Tarihin derinliklerinde kaybolan kadın kendisini bulmuştur. Kürdistan’da ve dolaysıyla Ortadoğu’da kaybolan kadın, özgür Kürt kadını çıkışıyla kendisini bu temelde bulmuş ve yeniden yaratmıştır. Başkan Apo’nun kadın çözümlemeleri bu konuda yol göstericidir. Kendi kişiliğinde çözdüğü kadın sorununu topluma taşırarak çözüm yollarını ortaya koymuştur.
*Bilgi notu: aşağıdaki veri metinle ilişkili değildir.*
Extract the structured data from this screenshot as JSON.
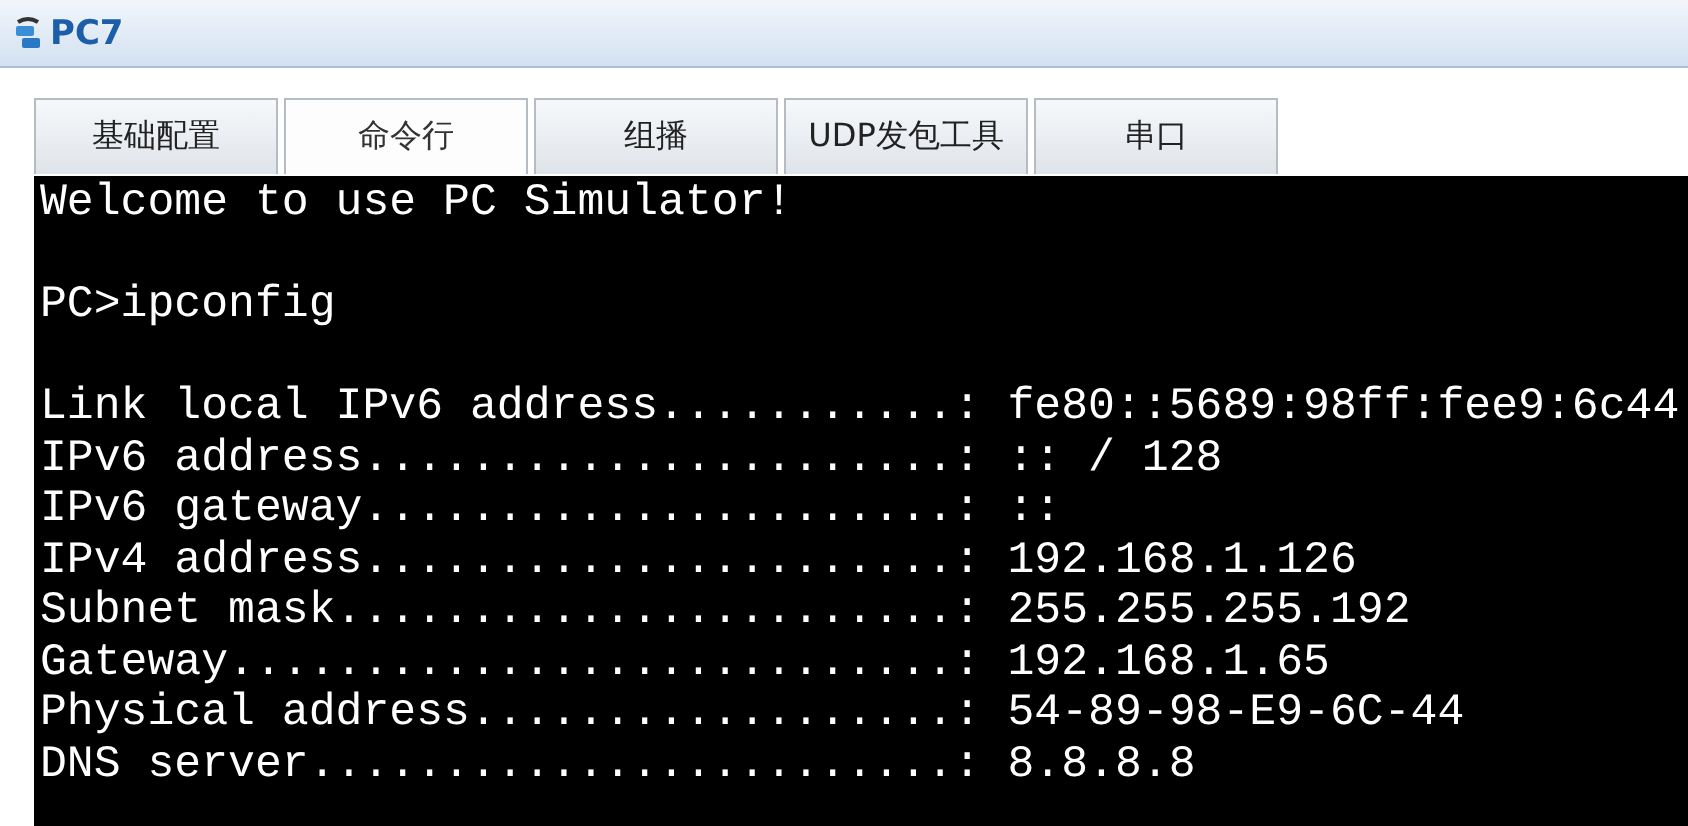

Kadın sorunu için ‘benim yarı kalmış projem’ olarak adlandırsa da bu haliyle tahayyül edilemeyecek kadar gelişme yaratmıştır. Erkek zihniyetinin hüküm sürdüğü, kadın açısından her türlü tortuyu barındıran egemenlikçi sisteme karşı verilen savaşta kendisini kanıtlayan bir kadın duruşu ve kimliği ortaya çıkmıştır. Başkan Apo’nun emekleri bu anlamda kutsallık derecesindedir.

Şu gerçek iyice açığa çıkarılmıştır. Kadın sorunu çözülmeyen toplumun hiçbir sorunu çözülemez! Kadın sorununu çözmeyen hiçbir erkek de özgür olamaz! İçinde belirgin kadın rengi ve özgünlüğü olmayan toplumsal, ulusal, demokratik devrimlerin başarı şansıda yoktur. Zaferler kazanılmış olsa bile kaybetmeye mahkumdur. Sorunların kaynağında kadın sorunu olduğu anlaşılmıştır. Sorun sadece kadın sorunu olmaktan ziyade, kadın şahsında bir devrim sorunu olarak ele almak gerekmektedir. Kısacası kadın özgür olmadan yaşamdaki özgürlük arayışlarının pek bir anlamı da yoktur.

Kürt kadınlarının direnişi insanlığa mal olmuş bir direniştir. Kürt özgürlük hareketinde ortaya çıkan direniş tanrıçaları bunun en somut örnekleridir. Zindanlarda, dağlarda hemen her alanda gericiliğin, erkek egemen sistemin kalbine, beynine saplanmış birer hançerdir. Özgür gelecek ancak özgür kadınla mümkündür. Bu temelde 8 Mart Dünya Emekçi Kadınların Günü kutlu olsun.